Дочь позвонила в среду, в половине восьмого вечера — в то самое время, когда Вера обычно ставила чайник и включала телевизор для фона, не глядя, что показывают.
– Мам, мы с Лёшей решили. Переезжаем в Калининград. В январе.
Вера услышала, как чайник за её спиной щёлкнул, отключаясь. Кухня была маленькой, и звук получился громким.
– Так, – сказала она. – Хорошо. Это очень хорошо.
– Ты не расстраивайся только.
– Я не расстраиваюсь, Маш. Правда.
Потом дочь говорила ещё минут двадцать — про работу Лёши, про квартиру у моря, про то, что летом обязательно-обязательно заберут Веру к себе на месяц, и ещё про маму Лёши, которая почему-то уже знает и почему-то не против. Вера слушала и кивала, хотя по телефону кивать было бессмысленно.
Положив трубку, она всё-таки налила себе чай. Одну чашку. Одну — и хватит.
Она села за стол и попробовала понять, что именно чувствует. Не горе — нет, совсем нет. Маша была умная, Лёша хороший, Калининград — это не край света. Чувство было другое. Как будто в ней долго, очень долго горела какая-то маленькая лампа, лампа дежурства, и вот её наконец выключили. А привычка сидеть при этой лампе осталась.
– Ну всё, – сказала Вера вслух. – Ты свободна, мать.
Слово «свободна» оказалось странным на вкус. Как будто она произнесла его на чужом языке.

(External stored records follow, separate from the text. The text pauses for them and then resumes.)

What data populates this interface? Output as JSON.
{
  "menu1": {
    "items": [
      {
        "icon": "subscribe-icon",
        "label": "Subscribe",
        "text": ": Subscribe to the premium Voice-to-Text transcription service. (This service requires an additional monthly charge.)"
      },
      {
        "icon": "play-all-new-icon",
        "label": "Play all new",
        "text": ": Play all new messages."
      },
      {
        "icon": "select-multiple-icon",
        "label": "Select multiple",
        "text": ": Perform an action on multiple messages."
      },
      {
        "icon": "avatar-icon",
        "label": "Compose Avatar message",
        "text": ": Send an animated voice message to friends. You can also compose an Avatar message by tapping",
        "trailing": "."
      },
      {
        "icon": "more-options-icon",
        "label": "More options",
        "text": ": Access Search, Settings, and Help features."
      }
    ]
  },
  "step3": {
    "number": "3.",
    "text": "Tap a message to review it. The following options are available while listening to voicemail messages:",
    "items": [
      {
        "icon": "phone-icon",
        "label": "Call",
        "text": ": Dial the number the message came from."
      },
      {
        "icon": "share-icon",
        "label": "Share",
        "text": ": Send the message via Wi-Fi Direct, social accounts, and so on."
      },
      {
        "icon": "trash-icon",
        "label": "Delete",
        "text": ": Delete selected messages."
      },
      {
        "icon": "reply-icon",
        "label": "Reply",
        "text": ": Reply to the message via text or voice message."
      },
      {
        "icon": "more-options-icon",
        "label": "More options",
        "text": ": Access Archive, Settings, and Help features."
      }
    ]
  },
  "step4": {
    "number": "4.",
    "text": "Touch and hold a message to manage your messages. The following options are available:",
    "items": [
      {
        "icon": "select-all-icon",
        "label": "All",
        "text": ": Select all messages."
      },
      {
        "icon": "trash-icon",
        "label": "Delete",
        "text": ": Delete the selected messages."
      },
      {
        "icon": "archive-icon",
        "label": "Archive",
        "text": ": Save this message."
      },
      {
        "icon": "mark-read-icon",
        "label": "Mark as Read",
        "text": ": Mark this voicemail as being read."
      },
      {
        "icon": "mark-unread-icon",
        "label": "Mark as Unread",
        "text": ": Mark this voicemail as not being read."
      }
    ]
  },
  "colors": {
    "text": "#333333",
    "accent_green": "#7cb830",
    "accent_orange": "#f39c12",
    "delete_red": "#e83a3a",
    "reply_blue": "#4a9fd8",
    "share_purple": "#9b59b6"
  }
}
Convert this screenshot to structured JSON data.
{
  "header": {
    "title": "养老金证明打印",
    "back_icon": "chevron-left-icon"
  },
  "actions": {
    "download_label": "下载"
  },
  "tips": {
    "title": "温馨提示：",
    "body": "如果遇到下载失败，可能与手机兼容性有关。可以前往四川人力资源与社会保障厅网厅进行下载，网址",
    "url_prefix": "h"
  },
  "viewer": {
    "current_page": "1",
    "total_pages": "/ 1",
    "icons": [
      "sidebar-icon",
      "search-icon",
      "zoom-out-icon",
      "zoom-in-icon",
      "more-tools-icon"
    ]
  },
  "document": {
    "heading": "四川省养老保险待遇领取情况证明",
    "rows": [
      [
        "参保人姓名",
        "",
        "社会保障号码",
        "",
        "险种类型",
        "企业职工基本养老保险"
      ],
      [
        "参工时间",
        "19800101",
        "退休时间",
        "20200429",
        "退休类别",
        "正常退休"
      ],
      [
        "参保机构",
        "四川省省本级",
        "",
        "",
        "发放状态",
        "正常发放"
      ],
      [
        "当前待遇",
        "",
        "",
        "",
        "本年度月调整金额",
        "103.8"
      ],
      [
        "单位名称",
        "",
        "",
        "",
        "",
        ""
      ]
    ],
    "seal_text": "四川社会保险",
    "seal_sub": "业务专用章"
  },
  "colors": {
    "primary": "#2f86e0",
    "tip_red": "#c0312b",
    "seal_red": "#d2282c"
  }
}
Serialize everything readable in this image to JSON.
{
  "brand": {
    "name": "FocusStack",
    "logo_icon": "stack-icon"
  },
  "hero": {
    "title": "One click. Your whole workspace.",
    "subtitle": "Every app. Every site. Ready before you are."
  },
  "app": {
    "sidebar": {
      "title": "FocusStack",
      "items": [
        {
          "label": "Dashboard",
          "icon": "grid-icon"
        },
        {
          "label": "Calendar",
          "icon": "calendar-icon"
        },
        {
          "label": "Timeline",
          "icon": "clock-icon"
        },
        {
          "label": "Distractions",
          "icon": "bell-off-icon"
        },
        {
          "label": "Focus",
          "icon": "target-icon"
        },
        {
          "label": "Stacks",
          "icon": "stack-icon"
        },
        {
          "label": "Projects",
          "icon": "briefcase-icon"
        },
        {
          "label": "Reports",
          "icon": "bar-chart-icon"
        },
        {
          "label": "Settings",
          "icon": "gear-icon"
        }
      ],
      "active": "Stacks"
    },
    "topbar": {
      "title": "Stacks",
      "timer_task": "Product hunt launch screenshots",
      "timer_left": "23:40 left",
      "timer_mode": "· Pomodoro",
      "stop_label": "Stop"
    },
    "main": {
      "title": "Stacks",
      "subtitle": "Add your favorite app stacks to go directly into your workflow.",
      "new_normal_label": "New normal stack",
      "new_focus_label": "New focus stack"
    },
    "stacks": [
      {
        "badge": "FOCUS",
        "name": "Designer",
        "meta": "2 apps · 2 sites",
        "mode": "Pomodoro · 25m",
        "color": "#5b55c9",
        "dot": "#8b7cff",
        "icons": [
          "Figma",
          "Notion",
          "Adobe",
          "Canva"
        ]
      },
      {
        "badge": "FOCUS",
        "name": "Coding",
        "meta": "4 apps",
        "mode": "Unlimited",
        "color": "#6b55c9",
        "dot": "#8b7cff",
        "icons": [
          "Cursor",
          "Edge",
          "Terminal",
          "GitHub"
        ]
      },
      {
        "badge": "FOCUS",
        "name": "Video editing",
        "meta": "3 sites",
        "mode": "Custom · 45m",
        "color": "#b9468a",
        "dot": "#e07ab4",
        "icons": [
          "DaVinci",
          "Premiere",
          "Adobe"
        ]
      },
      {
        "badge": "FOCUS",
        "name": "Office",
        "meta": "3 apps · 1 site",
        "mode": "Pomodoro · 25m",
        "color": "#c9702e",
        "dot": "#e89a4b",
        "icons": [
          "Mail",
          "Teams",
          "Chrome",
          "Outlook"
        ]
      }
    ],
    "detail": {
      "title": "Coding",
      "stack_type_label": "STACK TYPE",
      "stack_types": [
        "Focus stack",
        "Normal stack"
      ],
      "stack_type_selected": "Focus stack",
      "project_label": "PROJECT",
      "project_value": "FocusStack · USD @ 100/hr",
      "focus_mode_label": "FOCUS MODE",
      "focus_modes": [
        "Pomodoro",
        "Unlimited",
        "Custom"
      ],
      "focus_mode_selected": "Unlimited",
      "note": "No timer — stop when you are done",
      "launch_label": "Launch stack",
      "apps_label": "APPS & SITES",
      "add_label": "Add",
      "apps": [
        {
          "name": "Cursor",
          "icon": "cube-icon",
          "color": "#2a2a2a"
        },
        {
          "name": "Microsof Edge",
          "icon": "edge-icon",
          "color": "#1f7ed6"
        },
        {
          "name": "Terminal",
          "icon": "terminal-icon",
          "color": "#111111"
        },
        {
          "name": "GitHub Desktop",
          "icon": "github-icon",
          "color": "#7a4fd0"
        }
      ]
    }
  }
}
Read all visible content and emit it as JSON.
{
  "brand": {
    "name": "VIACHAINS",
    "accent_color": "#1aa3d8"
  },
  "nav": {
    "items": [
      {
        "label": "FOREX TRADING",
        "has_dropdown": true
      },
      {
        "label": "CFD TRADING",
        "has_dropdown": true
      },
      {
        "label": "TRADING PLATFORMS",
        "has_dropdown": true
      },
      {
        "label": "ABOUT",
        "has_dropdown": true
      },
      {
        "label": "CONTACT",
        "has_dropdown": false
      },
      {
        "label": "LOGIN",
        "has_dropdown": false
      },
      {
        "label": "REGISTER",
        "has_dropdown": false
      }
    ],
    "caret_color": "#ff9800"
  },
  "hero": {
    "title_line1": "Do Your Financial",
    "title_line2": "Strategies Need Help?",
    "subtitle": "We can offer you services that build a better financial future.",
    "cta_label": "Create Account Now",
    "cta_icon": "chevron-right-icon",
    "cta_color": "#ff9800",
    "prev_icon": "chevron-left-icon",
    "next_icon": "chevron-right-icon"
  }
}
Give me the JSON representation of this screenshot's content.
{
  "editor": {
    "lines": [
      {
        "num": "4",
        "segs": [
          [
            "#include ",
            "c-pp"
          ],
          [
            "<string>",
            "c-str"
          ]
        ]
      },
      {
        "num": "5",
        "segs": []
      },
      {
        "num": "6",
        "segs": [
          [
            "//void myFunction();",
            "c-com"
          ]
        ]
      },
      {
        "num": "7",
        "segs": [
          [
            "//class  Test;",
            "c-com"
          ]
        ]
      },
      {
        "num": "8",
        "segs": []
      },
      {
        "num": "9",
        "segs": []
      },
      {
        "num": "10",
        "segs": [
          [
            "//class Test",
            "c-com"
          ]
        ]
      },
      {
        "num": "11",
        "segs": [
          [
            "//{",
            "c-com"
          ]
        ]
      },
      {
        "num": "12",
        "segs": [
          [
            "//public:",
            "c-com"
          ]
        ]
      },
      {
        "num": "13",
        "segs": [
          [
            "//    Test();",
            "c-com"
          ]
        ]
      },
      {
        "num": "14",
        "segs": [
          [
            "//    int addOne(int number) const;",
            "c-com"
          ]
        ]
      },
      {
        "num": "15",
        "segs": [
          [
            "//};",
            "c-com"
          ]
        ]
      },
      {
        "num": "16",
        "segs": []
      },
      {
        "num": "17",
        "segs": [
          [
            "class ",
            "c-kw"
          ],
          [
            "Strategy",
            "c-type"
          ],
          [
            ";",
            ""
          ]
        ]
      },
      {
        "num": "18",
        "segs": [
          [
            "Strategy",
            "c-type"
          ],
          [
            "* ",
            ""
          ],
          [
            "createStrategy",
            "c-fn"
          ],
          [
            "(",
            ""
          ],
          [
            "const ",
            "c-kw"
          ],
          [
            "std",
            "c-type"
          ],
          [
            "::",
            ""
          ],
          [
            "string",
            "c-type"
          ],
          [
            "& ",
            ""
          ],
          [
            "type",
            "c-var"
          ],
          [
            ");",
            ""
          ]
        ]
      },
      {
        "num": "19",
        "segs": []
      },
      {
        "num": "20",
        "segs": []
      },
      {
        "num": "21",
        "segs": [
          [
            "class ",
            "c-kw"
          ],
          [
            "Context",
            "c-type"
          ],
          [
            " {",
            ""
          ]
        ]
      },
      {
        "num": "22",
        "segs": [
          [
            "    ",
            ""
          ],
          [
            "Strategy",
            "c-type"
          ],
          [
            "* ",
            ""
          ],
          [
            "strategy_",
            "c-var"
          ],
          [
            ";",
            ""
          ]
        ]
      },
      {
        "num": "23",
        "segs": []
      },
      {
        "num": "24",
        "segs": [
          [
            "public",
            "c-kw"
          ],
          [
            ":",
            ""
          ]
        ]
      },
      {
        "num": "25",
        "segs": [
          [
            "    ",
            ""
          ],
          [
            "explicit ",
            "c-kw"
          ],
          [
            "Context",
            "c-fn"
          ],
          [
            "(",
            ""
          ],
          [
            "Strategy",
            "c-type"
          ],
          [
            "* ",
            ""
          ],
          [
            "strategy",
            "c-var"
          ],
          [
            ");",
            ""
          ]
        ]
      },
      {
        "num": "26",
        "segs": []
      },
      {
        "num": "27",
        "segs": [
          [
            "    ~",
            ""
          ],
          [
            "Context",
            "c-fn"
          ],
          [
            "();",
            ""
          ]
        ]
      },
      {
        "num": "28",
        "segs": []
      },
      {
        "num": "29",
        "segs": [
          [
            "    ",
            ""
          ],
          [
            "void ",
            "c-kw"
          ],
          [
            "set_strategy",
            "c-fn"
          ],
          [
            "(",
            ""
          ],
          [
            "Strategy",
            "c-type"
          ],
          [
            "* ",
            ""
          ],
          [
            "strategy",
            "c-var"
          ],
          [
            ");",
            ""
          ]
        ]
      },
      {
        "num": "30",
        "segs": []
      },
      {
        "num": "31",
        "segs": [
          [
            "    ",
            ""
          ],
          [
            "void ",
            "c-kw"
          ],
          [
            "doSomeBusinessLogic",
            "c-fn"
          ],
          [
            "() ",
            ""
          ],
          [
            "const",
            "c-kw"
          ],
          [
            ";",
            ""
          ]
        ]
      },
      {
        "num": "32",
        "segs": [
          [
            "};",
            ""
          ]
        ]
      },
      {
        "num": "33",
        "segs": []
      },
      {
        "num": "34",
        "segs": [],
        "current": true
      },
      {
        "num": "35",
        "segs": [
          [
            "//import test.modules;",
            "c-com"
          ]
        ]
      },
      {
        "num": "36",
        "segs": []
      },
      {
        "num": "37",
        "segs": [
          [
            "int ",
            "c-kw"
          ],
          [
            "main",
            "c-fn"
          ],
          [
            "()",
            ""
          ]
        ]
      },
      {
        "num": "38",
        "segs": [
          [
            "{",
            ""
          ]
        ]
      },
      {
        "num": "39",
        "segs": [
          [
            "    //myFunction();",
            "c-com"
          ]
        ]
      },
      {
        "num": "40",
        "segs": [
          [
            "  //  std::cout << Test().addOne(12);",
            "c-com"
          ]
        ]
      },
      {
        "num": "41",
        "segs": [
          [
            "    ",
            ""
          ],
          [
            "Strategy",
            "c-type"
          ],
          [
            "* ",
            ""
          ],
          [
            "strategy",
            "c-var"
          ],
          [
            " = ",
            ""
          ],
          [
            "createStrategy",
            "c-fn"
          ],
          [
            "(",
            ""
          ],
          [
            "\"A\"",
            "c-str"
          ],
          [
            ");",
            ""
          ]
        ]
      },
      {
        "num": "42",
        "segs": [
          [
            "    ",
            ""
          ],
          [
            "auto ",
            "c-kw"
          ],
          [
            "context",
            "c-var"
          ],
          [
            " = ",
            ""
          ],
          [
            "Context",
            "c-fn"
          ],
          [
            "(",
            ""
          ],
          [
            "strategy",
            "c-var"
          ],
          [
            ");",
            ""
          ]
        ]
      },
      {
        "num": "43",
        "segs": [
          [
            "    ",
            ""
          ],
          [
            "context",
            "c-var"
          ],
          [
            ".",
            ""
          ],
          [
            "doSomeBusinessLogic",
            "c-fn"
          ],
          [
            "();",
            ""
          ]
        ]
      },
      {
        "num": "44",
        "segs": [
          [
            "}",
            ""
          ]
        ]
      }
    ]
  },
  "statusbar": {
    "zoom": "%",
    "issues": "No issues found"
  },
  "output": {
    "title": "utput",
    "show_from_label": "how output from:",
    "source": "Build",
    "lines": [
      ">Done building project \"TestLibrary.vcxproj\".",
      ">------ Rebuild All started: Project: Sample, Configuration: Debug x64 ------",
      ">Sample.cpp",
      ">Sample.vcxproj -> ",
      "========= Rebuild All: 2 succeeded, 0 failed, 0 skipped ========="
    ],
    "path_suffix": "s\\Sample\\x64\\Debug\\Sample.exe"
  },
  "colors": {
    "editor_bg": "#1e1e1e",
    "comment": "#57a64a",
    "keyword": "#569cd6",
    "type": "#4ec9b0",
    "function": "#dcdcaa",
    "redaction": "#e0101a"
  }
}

Развод с Володей случился пять лет назад — мирно, устало, почти вежливо. Просто в один прекрасный вечер они сели на кухне и поняли, что за последние два года не сказали друг другу ни одной фразы, которую нельзя было бы заменить кивком. Он уехал к сестре в Торжок. Маша тогда училась на пятом курсе, была в ужасе, плакала, потом приняла. Вера вышла на пенсию три года спустя — досрочно, по выслуге, потому что бухгалтерия в школе оказалась на льготном стаже. И вот год уже она жила так: телевизор, кроссворды, Маша по выходным, соседка Надежда Ивановна с пирожками по четвергам.
Всё было — не плохо. Всё было никак.
В субботу Вера взялась разбирать антресоли. Не то чтобы она планировала — просто нужно было куда-то деть руки, которые после звонка дочери всё время искали себе работу. Коробка со старыми вещами была подписана её собственным почерком, только почерк был молодой, круглый — она такой почерк сама уже лет тридцать не помнила у себя.
Внутри лежали тетради, открытки, фотография класса, где Вера стояла во втором ряду — тощая, с косой до пояса. И — школьный дневник за десятый класс. Она открыла наугад, и из страницы выпала сложенная записка. Развернула.
«Записалась на скульптуру в Дом пионеров. Мама говорит, дурь. Но я буду ходить».
Вера долго смотрела на эту строчку. Пыталась вспомнить — ходила или нет. Потом вспомнила: ходила. Два месяца. Потом познакомилась с Володей, влюбилась, и стало не до глины. Володя сказал: «Ну это же баловство». И она согласилась — легко, как соглашалась потом ещё тысячу раз, по тысяче разных поводов, тридцать с лишним лет подряд.
– Баловство, – сказала Вера вслух и засмеялась каким-то совсем не своим смехом. – Баловство, значит.
ххх
В понедельник она открыла ноутбук и набрала в поиске: «гончарная студия для взрослых». Город выдал восемь вариантов. Вера выбрала тот, что ближе к дому, — пять остановок на троллейбусе. И, пока не передумала, оплатила первое занятие картой. Пальцы немного дрожали, когда она нажимала «подтвердить».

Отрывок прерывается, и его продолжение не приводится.